As one of the physicians for the U.S. Ski Team, I’ve witnessed firsthand how these athletes prepare for these events, treat injuries, and fuel themselves to compete at the highest level. Whether it’s aerials, freestyle, moguls, or just a casual descent down the mountain, it’s important to prepare for your trip to stay healthy and injury free.
How to Prepare for Your Next Skip Trip
Research Your Ski Gear
Most people know what to wear when going up on the mountains. The North Face and Patagonia jackets and pants aside, it’s important to have the proper attire and gear when skiing.
- Research your ski gear to help you have a safe and comfortable ride down the mountain.
- Make sure to have up-to-date and a properly fitted gear, including helmet, eyewear, gloves, ski boots and skis before heading out.
- Wear moisture-wicking layers underneath your ski attire to stay dry. If you plan to take backcountry paths, you will want to carry avalanche safety gear in case of an emergency.
The great part about living in the Pacific Northwest is that we have many local outdoor stores that offer a variety of quality skiing gear and expertise from staff.
Protect Your Skin
The nature of skiing means that your head and neck are most likely to be affected by the sun through direct and indirect exposure. When you are on snow, there is an increase chance of sunburn in those exposed areas.
- Wear the proper head and eye gear.
- Apply sunscreen with SPF 30 or above.
- Carry chap stick to moisture your lips regularly.
- Don’t forget to drink plenty of water throughout the day to stay hydrated even in the cold.
You’ve heard it before, but a good breakfast is essential for any exercise, including skiing. The average skier burns 300-600 calories per hour, so you want to have something in your body to get you energized for the day.
- Have snacks available in your jacket or backpack. These can come in handy in the middle of your run or as a light lunch. Nuts, granola bars, and trail mix are some great options as they contain carbohydrates and proteins to fuel you through your ski runs.
- Eat a post-ski dinner to help your muscles recover. Once again, a mix of carbs, proteins, fruits or vegetables and healthy fats will get you ready for the next day. Did I mention hydrating throughout the day?
Avoid Common Injuries
Knee injuries are by far the most common in skiing, accounting for 30-40 percent of all ski injuries due to the speed, impact and changing of direction of the sport. Depending on the type of crash, any part of the body is vulnerable to injuries, including the shoulder, head, hand and wrist.

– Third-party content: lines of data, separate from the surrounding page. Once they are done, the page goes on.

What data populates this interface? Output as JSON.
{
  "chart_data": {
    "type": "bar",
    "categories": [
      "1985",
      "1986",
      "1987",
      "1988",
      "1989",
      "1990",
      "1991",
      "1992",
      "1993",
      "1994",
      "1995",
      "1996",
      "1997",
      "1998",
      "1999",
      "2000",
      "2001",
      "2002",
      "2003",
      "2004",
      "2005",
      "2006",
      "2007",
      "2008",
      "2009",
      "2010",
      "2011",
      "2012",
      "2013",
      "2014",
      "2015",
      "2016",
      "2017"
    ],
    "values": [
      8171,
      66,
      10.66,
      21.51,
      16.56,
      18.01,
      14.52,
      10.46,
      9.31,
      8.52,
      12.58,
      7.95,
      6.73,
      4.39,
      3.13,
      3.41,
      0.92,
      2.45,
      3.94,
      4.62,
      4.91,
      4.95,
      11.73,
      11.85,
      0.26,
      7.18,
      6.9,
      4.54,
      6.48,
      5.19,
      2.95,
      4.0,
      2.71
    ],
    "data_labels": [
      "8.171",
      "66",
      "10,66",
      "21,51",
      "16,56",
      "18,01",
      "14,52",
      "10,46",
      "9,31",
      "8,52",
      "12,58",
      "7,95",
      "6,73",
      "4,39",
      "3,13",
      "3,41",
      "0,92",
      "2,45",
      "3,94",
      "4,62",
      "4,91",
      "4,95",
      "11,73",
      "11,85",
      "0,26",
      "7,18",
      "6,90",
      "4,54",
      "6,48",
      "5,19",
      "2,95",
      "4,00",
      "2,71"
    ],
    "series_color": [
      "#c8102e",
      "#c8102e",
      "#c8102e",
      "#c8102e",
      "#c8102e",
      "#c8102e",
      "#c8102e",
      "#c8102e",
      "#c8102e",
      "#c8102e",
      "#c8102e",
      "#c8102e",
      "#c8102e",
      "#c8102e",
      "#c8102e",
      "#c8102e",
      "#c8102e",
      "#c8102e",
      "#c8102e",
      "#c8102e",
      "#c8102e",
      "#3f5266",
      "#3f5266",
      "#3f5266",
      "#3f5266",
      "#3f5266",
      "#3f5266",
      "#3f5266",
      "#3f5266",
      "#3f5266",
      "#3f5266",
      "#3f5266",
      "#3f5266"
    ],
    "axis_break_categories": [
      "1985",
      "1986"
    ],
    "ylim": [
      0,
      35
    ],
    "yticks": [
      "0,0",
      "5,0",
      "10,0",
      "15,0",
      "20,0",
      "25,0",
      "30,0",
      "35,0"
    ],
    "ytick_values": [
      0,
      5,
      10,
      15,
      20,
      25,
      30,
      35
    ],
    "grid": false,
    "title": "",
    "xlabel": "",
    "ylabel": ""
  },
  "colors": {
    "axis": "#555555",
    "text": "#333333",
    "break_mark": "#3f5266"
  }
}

Concussions are also common, but the number of head injuries is decreasing due to better protective headgear offered and skiers are getting smarter about safety and skiing limits. The best way to avoid injuries is staying within your skill level with regards to terrain and skiing difficulty. Warming up by stretching and going through a couple slow ski runs can help get your body for a more intense workout. If you feel any discomfort, dizziness or sickness from skiing, please seek medical attention immediately.